Inverting opamp amplifier: frequency response not compatible with LTspice simulation

Question

I have a simple inverting opamp amplifier and I want to study the frequency response of the circuit and finally calculate the frequency band (or cutoff frequency). Unfortunately the model created in LTspice gives very different output from the data I collected doing the circuit manually in laboratory.

What I get is a very different cutoff frequency, but the amplification is okay. I'm gonna link to you the pictures of our frequency response with our data, and then also the circuit we use in LTspice and the output. As you can see in the LTspice simulation cutoff frequency is something like 1MHz but in our data we estimated it to be 200kHz more or less.

Answer 1

Looks like you are using a behavioural opamp model. If so, you need to adjust the gain-bandwidth (GBW) of the model to match the GBW of the TL082 which is typically 3 MHz. Depending on the breadboard system you are using, the contact capacitance can alter the operation of the actual circuit. In the simulation below, the UniversalOpamp model GBW is set to 3 MHz and 3 pF was added to the feedback capacitor which mimics the breadboard capacitance which gives a -3 dB frequency around 200 kHz.
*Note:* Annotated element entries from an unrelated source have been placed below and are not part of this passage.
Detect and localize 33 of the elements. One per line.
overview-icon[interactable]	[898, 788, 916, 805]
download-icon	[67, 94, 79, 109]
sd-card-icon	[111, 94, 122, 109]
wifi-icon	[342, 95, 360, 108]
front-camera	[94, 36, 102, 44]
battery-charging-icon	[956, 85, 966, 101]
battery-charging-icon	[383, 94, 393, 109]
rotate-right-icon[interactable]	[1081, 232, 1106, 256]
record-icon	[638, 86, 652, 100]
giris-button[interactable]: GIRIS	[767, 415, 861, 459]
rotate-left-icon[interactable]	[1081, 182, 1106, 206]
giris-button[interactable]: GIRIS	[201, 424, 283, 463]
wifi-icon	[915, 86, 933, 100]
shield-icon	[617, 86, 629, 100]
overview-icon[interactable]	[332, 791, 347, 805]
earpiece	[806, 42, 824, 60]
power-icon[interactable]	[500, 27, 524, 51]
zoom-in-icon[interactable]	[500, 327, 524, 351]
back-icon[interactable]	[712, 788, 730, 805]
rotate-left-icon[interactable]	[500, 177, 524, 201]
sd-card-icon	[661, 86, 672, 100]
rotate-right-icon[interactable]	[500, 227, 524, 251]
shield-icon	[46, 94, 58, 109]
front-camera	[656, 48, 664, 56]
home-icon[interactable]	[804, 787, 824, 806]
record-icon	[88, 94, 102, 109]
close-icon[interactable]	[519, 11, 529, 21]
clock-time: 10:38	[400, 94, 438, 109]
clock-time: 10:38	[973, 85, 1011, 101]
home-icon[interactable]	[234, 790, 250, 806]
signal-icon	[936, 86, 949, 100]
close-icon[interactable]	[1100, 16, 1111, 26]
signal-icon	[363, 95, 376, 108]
It is better to use the SPICE model for the actual part. You can download the model from the manufacturer which is on Texas Instruments web site for the TL082. This is a PSpice model which is normally compatible with LTspice.

Answer 2

The model that you use can make a big difference in the frequency response. I don't see any number for the op-amp in the schematic, which suggests you may be using a generic op-amp model. You should be using the model for whatever real op-amp you are using in the lab.
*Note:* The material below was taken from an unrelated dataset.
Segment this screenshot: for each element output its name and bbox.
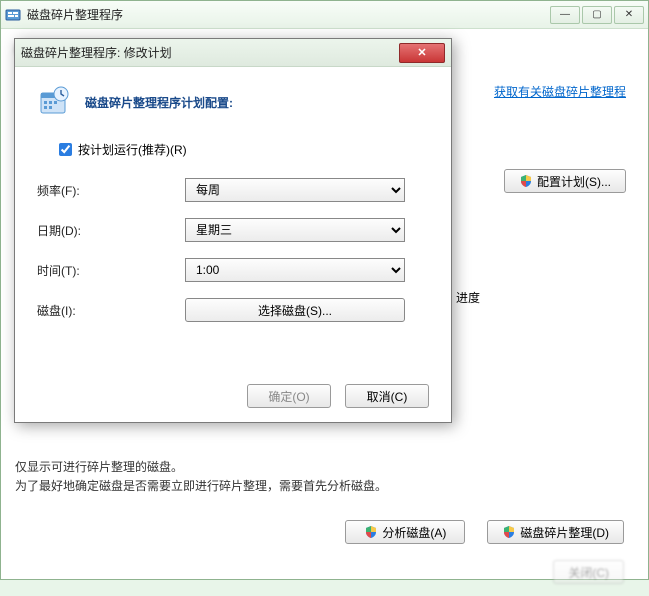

The construction method also makes a difference, for instance if you are building the circuit on a breadboard there will be capacitance between the connector strips that will affect the response.

Answer 3

Well, notice that your transfer function is given by:

$$\mathscr{H}\left(\text{s}\right):=\frac{\displaystyle\text{V}_\text{o}\left(\text{s}\right)}{\displaystyle\text{V}_\text{i}\left(\text{s}\right)}=-\frac{\displaystyle\text{R}_\text{f}}{\displaystyle\text{R}_1\left(1+\text{C}_\text{c}\text{R}_\text{ser}\text{s}\right)+\text{R}_\text{ser}}\tag1$$

So, for the amplitude plot (in dB) you get:

$$\left|\space\underline{\mathscr{H}}\left(\text{j}\omega\right)\right|_{\space\text{dB}}=20\log_{10}\left(\frac{\displaystyle\text{R}_\text{f}}{\displaystyle\sqrt{\left(\text{R}_1+\text{R}_\text{ser}\right)^2+\left(\text{C}_\text{c}\text{R}_1\text{R}_\text{ser}\omega\right)^2}}\right)\tag2$$

Using your values, we get:

$$\left|\space\underline{\mathscr{H}}\left(\text{j}\omega\right)\right|_{\space\text{dB}}=20\log_{10}\left(\frac{\displaystyle55580}{\displaystyle\sqrt{\left(5590+50\right)^2+\left(10^{-10}\cdot5590\cdot50\omega\right)^2}}\right)\tag3$$